Au cours des dernières années, les violations des droits humains se sont intensifiées dans la plupart des États. Alors que la répression des voix dissidentes, la censure médiatique et les détentions arbitraires se multiplient, érodant les libertés fondamentales et sapant les avancées réalisées au fil des années, la situation sécuritaire est délétère. Le terrorisme a pris d’assaut nos États et prend de l’ampleur chaque semaine, se frottant à la mauvaise gouvernance militaire, économique, politique et sociale.
Parallèlement, et de manière inquiétante, les dernières années sont caractérisées par le retour des militaires à la chose politique, donc la résurgence des coups d’État. On note plusieurs renversements de gouvernements pourtant élus (démocratiquement ?). Plusieurs États ont été secoués par ce phénomène. On évoque plus les cas du Mali, de la Guinée ou encore du Burkina Faso. L’actualité se trouve au Niger, où le Général TIANI a renversé le Président Mouhamed BAZOUM, créant, cette fois-ci, une crise aux ressorts problématiques. Ces événements devenus rares après les années 1990 refont surface, se multiplient, ébranlant tous les fondements de la stabilité politique. Et on a l’impression de se retrouver au lendemain des indépendances, face à la fièvre de coups d’État connue à cette époque-là. La résilience des institutions démocratiques est en cause. Le respect de la volonté véritable du peuple aussi.
Des alliances informelles se forment entre certains dirigeants, permettant un environnement propice à la pérennisation des pratiques antidémocratiques
Pendant ce temps les démocraties « illibérales » se rapprochent, établissant des partenariats avec des puissances socialistes, agrandissant le spectre inopérant de la vision développementaliste des sociétés. Des alliances informelles se forment entre certains dirigeants, permettant un environnement propice à la pérennisation des pratiques antidémocratiques. Les sommets régionaux et les forums diplomatiques ont souvent été le théâtre de discussions et de négociations entre ces régimes, remettant en question la capacité des organisations régionales à promouvoir efficacement la démocratie et les droits de l’homme.
Dans le contexte actuel de l’Afrique de l’Ouest, comment caractériser et analyser le reflux démocratique en cours tout en évaluant les perspectives dans la région ?
La présente analyse sonde les pannes de la démocratisation et met en lumière des perspectives pour un avenir où les valeurs démocratiques et les droits fondamentaux sont préservés dans une région, telle l’Afrique de l’Ouest en quête de stabilité politique, sociale et sécuritaire.
La couleur principale de l’érosion des institutions démocratiques, c’est la manipulation de la volonté du peuple.
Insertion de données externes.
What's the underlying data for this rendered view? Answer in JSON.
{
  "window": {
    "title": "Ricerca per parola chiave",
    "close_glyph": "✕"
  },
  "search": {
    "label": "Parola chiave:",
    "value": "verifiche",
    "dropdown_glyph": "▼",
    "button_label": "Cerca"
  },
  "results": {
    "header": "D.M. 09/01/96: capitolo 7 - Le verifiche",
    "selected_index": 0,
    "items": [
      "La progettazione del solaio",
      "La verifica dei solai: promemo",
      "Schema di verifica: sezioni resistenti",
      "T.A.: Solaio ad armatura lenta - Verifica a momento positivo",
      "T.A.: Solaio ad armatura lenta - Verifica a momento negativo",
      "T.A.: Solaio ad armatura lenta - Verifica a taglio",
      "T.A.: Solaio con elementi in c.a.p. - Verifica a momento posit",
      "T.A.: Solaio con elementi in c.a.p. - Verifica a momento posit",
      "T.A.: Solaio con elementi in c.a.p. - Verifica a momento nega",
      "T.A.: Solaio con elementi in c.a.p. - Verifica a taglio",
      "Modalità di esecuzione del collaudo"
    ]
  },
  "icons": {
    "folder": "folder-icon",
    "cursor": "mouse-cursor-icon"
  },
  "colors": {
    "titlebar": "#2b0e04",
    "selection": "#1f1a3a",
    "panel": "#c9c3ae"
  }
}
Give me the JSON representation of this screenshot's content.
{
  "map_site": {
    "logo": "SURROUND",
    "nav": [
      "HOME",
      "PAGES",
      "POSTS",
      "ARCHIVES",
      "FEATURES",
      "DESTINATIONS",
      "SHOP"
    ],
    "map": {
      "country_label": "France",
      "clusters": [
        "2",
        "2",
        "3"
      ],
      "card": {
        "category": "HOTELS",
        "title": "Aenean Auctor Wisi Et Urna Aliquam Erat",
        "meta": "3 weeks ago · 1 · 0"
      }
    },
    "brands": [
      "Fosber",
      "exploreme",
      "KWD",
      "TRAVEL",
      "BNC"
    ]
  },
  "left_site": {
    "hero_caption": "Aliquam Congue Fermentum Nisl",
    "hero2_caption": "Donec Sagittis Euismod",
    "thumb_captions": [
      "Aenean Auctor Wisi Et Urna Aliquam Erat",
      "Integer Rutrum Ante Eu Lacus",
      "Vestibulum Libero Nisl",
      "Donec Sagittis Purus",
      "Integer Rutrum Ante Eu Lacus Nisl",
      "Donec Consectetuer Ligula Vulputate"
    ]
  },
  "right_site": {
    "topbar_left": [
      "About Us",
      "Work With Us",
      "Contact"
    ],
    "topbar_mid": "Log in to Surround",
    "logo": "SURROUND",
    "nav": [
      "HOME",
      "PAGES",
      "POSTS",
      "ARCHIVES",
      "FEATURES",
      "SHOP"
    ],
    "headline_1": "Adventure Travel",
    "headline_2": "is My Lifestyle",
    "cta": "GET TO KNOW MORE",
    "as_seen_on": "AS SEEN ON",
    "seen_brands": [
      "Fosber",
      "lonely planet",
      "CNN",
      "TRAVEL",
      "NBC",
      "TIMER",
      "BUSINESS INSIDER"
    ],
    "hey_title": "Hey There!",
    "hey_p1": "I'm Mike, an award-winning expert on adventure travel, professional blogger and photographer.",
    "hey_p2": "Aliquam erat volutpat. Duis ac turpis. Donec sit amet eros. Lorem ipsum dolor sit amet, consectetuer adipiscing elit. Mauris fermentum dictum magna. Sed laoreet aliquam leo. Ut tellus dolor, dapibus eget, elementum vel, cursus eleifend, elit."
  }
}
On y voit des pratiques visant à fausser le processus électoral pour maintenir ou préserver le pouvoir en place, souvent au détriment de la volonté réelle des électeurs.
La consolidation démocratique en panne
Après les transitions démocratiques connues en Afrique de l’Ouest à la fin des années 1990, consolider les démocraties issues de long processus de libéralisation était devenu un défi majeur. Cette consolidation suppose que « les élections libres, transparentes deviennent une routine, parce qu’organiser à bonne date, avec des alternances à la tête de l’État ; les institutions majeures de l’État de droit démocratique fonctionnent sur le principe de la séparation des pouvoirs ; le pluralisme politique devient une réalité. Les institutions et les procédures démocratiques se routinisent, se renforcent, s’imposent aux acteurs et sont acceptées par ceux-ci. »[1] Où en sommes-nous aujourd’hui ? Le constat est simple, mais triste : une érosion des institutions démocratiques et une répression des voix dissidentes.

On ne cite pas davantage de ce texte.